Thai lifters banned from Olympics over doping

Thai lifters banned from Olympics over doping

Super-heavyweight Duanganksnorn Chaidee of Chiang Mai won bronze at the world championships in November, but tested positive for doping, along with five teammates. (File photo)
Super-heavyweight Duanganksnorn Chaidee of Chiang Mai won bronze at the world championships in November, but tested positive for doping, along with five teammates. (File photo)

LONDON: Thailand's weightlifters face a ban from the Tokyo 2020 Games after six positive tests, two of them from reigning Olympic champions, at last year's World Championships.

The Thais were caught when the International Weightlifting Federation (IWF) carried out extra tests in Cologne, Germany, on samples taken last November from "target athletes" at the World Championships in Turkmenistan.

Any nation with three or more positives in a calendar year faces a ban of up to four years. Thailand had six, from a team of 19, at the World Championships, and has two further doping cases yet to be resolved since December 2017.

The country was also involved in a doping scandal in 2011 when seven female teenagers were banned after testing positive, two of whom are among the six new cases.

Thailand is hosting this year's IWF World Championships in September but if suspended it would have to withdraw.

The IWF said in a statement that it had previously suspended nine countries for repeated doping offences and it "will not hesitate" to do the same again.

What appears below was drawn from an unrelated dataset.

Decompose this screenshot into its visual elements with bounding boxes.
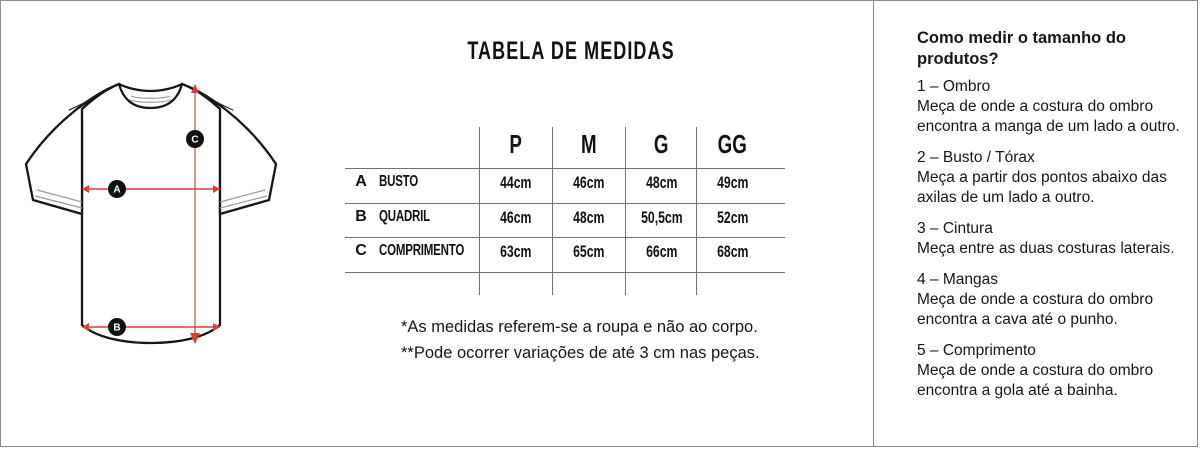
svg-text:A: A <box>113 185 120 196</box>
svg-text:C: C <box>191 135 198 146</box>
svg-text:B: B <box>113 323 120 334</box>
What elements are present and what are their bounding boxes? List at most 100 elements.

The decision will rest with a new sanctioning panel comprising anti-doping experts and lawyers from the United States, Canada, Germany and New Zealand.

The first two of Thailand's World Championships positives were announced on Dec 23 -- women's super-heavyweight bronze medallist Duanganksnorn Chaidee, and 17-year-old Teerapat Chomchuen, the only male among the six.

The other four, named by the IWF on Wednesday, are reigning Olympic champions Sopita Tanasan (48kg) and Sukanya Srisurat (58kg), plus Thunya Sukcharoen and Chitchanok Pulsabsakul.

Sopita Tanasan (left) and Sukanya Srisurat, seen here at the 2016 Rio de Janeiro Olympics, are also among elite Thai lifters who tested positive. (AFP file photos)

Sukanya and Chitchanok were caught up in the 2011 scandal and suspended for two years.

Sukanya and Thunya both won World Championships gold in Turkmenistan, where Thailand finished second behind China in the medals table.

ROLE MODEL

Earlier this month, the Thailand Amateur Weightlifting Federation (TAWA) celebrated its 60th anniversary with a visit to IWF headquarters in Budapest where its president, Boossaba Yodbangtoey, spoke of the great strides made by the sport.

Mrs Boossaba is general secretary of the Asian Weightlifting Federation and her husband, Maj Gen Intarat Yodbangtoey, is a vice-president of the IWF.

Mrs Boosaba and Maj Gen Intarat Yodbangtoey visited last month with Tamas Ajan, president of the International Weightlifting Federation, at his office in Budapest. (Photo via iwf.net)

Mrs Boossaba said in Budapest that weightlifting was Thailand's most popular Olympic sport and that her success in recruiting girls to the sport made her "a role model".

TAWA said in a statement on social media that it was "greatly surprised and confused" by the new positives, and that it had already set up an internal inquiry. "If it is found there are wrongdoers, they will be punished," it said.

Mrs Boosaba was not immediately available to comment when contacted on Wednesday.

The IWF had said in a statement that it tested more than half of the 600 athletes at the 2018 World Championships, with no positives.

But it then carried out further analysis on "targeted athletes" samples" at the Cologne anti-doping laboratory, using "the most sophisticated available technique: Gas Chromatography-Combustion-Isotope Ratio Mass Spectrometry (GC-C-IRMS)".

This led to the Thai positives.

Weightlifting is effectively 'on probation' at Tokyo 2020, having been told its place on the Olympic Games schedule beyond then is under review.

The IWF has toughened up its anti-doping procedures and said: "The IWF remains committed to implement the most advanced testing techniques to ensure that the very small minority who cheat are identified and sanctioned.

"With the IWF's anti-doping efforts before, during and after the 2018 IWF World Weightlifting Championships, this was proven once again."